個別対応から集団活動へ(児童発達支援)

 年中のAさんは、日頃、個別で対応しAさんの特性や成長に合わせ活動しています。
5日ほぼ決まった時間に登所し、その日のスケジュールに沿って活動し、決まった時間に帰るという流れが身についてきています。誰もが当たり前のようにやっていることかもしれませんが、感覚過敏のAさんにとっては、気圧・寒暖差などの天候に左右されたり、身体の疲れ具合によっては、いつもよりも、光や音や匂いなどに敏感になってストレスを大きく受けていたりすることもあります。
しかし、ほとんど毎日休むことなく通い心身共に大きく成長しています。

最近、成長を大きく感じたことは、小学生の作品展をみに行った時のAさんの様子です。
入り口で受け付けの方に、「こんにちは!」と大きな声で挨拶をし、作品を見始めました。
気になる作品の前で立ち止まり角度を変えて作品を見ていました。
触りたい様子がうかがえましたが、予め、作品には触れない約束をしていたので、Aさんも我慢しているようでした。
昨年も、同じ作品展を見にきたのですが、今年はお約束を守ろうとする努力が見られたことと、作品につい触ってしまうこともありましたが、端から触りたがるのではなく、気になる作品に優しく触れる様子がありました。
意識してなのか後ろに手を組んで見る仕草もあり可愛らしかったです。
また、走り回ることなく、作品を一通り見ているのも去年との大きな違いでした。

作品をみた後は、受け付けの方に「ありがとうございました」の声も大きさとタイミングよく挨拶をし会場から出てきました。
外へ出ると作品展をみにきた小学生のグループに会いました。
声をかけられ一緒に遊ぶことになりました。
ここでも、挨拶をしっかりするので小学生が
1
2人とAさんのまわりに集まってきました。
自然と1つの集団の一員となり遊びを楽しんでいました。
帰る時には「さようなら。また、遊ぼうね」ときちんと挨拶するAさん。
小学生からも「うん!また、あそぼうね。バイバイ」と言われ気持ち良く帰ってきました。
お家の方からはこの日、家でも小学生のお姉さん達と遊んだ話をしたことと、穏やかで安定した日を送ったそうです。そして、今まで見たこともない粘土での作品を作ったそうです。

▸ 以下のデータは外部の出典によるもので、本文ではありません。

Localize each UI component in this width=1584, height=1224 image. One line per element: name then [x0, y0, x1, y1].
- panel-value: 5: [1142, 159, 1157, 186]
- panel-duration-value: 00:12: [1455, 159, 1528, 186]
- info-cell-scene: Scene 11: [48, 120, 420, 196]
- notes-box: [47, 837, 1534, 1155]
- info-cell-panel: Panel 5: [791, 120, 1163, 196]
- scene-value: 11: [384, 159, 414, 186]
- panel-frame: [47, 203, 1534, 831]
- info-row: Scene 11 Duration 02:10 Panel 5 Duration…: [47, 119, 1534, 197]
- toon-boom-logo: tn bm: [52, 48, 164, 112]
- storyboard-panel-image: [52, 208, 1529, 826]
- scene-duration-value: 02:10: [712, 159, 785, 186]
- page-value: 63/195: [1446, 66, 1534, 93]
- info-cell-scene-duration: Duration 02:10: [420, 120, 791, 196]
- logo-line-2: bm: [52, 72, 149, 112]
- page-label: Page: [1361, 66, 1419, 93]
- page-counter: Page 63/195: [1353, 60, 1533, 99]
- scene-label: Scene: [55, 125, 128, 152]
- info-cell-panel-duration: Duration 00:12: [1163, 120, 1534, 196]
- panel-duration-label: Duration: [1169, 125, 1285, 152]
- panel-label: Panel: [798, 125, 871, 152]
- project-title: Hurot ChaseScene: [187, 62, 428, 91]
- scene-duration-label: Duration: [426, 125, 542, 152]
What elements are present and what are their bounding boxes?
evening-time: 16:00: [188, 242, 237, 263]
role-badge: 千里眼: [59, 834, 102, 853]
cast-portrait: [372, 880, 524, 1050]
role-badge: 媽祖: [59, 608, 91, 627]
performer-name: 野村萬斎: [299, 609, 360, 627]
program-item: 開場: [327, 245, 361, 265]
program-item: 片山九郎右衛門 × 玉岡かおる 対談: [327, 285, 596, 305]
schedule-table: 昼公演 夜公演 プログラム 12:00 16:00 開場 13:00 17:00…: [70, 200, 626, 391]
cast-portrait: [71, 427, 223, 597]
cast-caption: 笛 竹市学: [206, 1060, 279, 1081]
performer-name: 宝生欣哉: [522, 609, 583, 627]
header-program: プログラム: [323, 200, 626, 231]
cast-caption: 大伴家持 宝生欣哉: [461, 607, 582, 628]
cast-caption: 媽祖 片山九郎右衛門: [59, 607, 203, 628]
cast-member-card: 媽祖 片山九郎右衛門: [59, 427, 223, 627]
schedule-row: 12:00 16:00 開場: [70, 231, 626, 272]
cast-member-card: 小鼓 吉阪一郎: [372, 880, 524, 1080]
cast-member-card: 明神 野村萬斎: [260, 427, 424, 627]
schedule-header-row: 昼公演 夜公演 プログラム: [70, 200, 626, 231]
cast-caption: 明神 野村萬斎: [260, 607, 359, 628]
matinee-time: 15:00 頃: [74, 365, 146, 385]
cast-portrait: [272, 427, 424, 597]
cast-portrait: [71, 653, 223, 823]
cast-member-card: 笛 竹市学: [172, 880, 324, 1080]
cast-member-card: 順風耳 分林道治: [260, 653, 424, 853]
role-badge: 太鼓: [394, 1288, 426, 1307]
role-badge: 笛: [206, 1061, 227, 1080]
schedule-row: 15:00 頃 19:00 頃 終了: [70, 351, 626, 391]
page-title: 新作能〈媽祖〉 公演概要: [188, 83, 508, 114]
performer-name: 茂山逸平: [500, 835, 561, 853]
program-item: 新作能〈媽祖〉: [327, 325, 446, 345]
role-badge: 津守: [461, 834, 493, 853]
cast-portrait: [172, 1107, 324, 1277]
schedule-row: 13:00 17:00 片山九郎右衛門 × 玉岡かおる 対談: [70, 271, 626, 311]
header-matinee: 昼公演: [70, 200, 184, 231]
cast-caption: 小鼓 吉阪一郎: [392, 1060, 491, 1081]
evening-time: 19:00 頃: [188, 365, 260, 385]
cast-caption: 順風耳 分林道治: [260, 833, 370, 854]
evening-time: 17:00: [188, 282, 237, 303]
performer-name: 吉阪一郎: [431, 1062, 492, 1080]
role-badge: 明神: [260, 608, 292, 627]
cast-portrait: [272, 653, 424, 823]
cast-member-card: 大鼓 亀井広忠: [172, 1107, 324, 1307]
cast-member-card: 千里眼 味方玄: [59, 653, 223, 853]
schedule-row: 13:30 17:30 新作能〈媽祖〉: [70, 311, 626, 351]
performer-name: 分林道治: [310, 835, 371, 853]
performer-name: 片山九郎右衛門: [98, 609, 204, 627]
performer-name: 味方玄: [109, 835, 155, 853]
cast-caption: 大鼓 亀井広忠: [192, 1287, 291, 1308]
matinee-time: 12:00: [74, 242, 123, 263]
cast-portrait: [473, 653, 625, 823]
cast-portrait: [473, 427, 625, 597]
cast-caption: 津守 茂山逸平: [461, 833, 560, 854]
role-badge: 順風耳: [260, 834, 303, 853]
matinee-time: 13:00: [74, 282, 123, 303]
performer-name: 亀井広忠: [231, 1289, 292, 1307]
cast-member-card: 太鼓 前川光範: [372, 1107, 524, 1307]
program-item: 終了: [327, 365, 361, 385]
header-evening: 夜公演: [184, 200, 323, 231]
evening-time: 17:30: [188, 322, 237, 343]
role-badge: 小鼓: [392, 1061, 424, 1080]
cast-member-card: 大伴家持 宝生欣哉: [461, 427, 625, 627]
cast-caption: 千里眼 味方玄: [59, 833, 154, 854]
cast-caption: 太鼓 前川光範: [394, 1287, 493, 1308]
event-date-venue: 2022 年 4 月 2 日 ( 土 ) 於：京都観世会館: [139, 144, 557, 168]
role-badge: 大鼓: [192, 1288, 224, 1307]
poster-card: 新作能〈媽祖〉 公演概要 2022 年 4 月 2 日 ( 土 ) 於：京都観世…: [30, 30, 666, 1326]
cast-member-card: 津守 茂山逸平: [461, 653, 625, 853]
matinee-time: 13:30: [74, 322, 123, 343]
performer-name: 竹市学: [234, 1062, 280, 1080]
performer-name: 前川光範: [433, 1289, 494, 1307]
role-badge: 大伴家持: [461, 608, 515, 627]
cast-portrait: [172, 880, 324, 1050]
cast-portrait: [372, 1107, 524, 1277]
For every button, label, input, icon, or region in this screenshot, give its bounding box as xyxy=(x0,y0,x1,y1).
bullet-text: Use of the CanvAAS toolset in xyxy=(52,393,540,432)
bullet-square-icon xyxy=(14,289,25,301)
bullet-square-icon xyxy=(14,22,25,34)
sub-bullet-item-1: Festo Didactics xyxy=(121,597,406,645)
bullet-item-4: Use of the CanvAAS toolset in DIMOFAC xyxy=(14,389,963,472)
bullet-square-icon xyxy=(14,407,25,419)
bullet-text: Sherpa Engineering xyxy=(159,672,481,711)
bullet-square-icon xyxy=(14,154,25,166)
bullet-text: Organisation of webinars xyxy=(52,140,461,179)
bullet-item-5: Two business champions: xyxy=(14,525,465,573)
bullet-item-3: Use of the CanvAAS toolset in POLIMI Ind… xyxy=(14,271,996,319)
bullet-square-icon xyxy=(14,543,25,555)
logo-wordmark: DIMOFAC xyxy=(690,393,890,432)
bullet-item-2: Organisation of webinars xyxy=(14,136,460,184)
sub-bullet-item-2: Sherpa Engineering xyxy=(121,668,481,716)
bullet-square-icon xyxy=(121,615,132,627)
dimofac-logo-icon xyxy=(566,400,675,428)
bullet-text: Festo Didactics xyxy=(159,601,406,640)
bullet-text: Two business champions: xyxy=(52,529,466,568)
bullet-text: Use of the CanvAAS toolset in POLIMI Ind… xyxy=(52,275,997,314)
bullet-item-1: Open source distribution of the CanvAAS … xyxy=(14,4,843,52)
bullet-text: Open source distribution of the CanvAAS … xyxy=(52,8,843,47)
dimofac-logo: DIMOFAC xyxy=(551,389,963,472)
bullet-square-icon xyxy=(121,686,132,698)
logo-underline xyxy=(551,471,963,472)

就学にむけて、小学生の作品展を見に行ったことで良い刺激をたくさん受けたようです。
もともとAさんはこどもプラスよりもう少し多い人数での療育を受ける予定でしたが、他からの刺激に敏感に反応してしまい、パニックを起こしていたことからこどもプラスのような個別対応の事業所にやってくることになったお子さんです。個別からグループへそして、集団の中へ入って行くAさんが楽しみですが、焦らずAさんの特性を理解しながら支援していきます。